Anyone around here ever ride any of the Hudson Valley areas such as Minnewaska, Mohonk, the Stewart Airport Buffer Zone, or Mount Beacon?


----------



## Philpug (May 4, 2009)

SKidds said:


> Anyone around here ever ride any of the Hudson Valley areas such as Minnewaska, Mohonk, the Stewart Airport Buffer Zone, or Mount Beacon?


I've ridden Minnewaska, just carriage trails but it is pretty. There is a pretty good 4 mile trail from the top of the Hang gliding launch to the Nevele in Ellenville. What is there near the Stewart airport?


----------



## SKidds (May 4, 2009)

Philpug said:


> What is there near the Stewart airport?


The buffer zone is a 5,600 acre multiple use area around the airport.  Variety of trails and single track.  Supposed to be pretty decent.  Google Stewart Airport buffer zone and you can find lots of info.


----------



## marcski (May 5, 2009)

SKidds said:


> The buffer zone is a 5,600 acre multiple use area around the airport.  Variety of trails and single track.  Supposed to be pretty decent.  Google Stewart Airport buffer zone and you can find lots of info.

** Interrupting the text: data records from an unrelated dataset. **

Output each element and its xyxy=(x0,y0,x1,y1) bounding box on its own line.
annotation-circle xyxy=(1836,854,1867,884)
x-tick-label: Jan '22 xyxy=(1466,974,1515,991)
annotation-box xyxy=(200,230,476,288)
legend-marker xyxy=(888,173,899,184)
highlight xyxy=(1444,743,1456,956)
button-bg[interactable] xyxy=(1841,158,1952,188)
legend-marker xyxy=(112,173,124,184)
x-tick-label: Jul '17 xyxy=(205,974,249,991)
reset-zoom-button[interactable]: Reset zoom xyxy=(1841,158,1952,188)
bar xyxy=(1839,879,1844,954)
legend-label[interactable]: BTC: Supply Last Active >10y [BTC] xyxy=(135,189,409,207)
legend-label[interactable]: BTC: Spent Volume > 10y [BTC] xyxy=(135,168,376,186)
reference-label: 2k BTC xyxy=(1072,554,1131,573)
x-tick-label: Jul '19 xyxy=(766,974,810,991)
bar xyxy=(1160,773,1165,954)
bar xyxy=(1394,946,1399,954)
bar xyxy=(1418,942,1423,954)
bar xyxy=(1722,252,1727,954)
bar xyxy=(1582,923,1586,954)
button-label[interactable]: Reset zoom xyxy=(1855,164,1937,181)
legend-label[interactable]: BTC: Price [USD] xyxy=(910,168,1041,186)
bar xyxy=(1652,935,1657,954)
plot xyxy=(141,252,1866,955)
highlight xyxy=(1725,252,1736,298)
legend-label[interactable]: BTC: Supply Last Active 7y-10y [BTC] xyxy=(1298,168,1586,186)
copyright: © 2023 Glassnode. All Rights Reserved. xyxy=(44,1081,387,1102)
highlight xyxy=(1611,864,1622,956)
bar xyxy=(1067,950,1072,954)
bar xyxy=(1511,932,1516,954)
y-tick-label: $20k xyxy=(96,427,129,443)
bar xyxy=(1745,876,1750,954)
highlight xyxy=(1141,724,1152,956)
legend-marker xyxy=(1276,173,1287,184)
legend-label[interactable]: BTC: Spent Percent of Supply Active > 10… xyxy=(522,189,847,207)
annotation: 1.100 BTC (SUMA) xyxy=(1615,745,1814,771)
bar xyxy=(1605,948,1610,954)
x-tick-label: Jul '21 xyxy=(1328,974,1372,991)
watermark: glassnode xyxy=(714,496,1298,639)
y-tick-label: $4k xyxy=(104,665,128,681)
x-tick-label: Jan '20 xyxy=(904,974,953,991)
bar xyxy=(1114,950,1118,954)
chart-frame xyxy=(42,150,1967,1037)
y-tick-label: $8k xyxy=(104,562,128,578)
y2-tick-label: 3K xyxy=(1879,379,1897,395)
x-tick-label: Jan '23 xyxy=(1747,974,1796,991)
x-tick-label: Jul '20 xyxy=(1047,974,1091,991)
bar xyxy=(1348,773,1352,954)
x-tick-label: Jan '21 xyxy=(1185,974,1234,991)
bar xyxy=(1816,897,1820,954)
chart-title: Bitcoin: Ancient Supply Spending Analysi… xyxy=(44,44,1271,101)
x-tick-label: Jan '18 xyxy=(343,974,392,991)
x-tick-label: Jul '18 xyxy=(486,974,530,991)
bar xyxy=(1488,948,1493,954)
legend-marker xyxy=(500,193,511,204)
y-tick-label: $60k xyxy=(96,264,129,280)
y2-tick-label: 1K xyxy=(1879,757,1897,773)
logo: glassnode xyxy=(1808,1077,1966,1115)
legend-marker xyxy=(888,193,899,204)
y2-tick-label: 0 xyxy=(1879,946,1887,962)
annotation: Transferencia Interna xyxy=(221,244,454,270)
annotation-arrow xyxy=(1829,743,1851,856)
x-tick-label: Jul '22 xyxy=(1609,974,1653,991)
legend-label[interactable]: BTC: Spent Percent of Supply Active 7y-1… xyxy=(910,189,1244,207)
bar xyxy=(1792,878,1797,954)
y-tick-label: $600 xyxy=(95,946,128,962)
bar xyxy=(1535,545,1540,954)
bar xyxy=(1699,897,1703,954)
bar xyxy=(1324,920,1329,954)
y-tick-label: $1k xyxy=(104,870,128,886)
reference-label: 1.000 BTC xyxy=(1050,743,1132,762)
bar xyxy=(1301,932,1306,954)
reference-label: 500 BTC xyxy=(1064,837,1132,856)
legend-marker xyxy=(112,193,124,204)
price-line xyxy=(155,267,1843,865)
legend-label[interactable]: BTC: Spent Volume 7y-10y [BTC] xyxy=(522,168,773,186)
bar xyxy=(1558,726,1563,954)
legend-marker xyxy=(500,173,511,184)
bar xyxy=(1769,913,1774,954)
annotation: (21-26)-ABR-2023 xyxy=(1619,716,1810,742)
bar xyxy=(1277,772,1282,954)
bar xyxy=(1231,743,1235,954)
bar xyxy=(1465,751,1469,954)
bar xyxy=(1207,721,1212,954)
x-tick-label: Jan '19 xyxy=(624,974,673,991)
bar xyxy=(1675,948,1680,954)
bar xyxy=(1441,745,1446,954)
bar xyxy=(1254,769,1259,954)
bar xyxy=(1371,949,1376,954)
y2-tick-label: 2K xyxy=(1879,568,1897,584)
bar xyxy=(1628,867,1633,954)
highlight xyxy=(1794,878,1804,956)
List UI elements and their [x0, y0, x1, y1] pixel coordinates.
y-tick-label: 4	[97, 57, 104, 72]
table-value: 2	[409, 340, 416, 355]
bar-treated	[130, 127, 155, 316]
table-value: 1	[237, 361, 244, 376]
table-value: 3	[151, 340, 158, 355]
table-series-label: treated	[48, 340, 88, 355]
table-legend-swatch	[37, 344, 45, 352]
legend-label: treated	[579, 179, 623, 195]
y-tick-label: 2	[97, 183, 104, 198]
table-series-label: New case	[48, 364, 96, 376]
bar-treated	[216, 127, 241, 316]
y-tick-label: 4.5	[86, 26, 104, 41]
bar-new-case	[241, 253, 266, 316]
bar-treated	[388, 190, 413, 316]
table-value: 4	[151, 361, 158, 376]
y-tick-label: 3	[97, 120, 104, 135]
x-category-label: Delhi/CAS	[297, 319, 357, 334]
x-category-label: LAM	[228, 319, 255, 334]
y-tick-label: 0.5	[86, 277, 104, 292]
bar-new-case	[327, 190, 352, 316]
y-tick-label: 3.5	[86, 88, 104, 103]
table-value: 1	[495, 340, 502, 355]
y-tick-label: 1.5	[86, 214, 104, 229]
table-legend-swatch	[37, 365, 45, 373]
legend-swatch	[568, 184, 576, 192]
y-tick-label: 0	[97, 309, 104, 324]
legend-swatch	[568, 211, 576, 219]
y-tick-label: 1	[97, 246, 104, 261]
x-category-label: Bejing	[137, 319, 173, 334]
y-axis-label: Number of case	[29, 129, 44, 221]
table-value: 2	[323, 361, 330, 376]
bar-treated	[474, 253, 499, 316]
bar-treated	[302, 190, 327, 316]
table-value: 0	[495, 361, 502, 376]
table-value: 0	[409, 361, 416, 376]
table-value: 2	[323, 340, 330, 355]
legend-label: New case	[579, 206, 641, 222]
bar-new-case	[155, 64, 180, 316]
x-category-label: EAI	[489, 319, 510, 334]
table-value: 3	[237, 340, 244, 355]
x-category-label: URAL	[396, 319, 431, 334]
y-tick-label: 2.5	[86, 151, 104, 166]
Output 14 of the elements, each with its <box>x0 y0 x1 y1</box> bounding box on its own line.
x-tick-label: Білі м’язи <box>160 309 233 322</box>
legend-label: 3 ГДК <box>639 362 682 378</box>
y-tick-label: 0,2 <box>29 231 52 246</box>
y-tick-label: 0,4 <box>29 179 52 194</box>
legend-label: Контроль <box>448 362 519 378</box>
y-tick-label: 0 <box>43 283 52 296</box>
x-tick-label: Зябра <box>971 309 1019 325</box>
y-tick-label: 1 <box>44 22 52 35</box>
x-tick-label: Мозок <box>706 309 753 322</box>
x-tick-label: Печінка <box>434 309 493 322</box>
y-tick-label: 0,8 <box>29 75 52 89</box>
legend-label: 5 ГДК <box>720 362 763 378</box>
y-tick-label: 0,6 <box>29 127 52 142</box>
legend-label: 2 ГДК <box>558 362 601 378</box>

I've never been to Stewart but I hear its great.   Ninham in Carmelis another place you might want to check out...again I've never been but I hear its great.  Also, Blue Mtn is in Peekskill.  909 off the Taconic near Pleasant Valley is again supposed to rock, but I've never been.  Some reviews can be found here:

http://trails.mtbr.com/cat/united-states-trails/trails-new-york/PLS_4566crx.aspx


----------



## SKidds (May 5, 2009)

Thanks for the 411.  This is a good site that covers the best areas in Putnam, Dutchess and Ulster counties.

http://www.hudsonriver.com/mtbiking.htm

Bowdoin is about 10 minutes from my house, Stewart about 15, so those are the areas I'm most likley to check out first on that list.  For Stewart you do need to get a permit, but it looks like they are free.


----------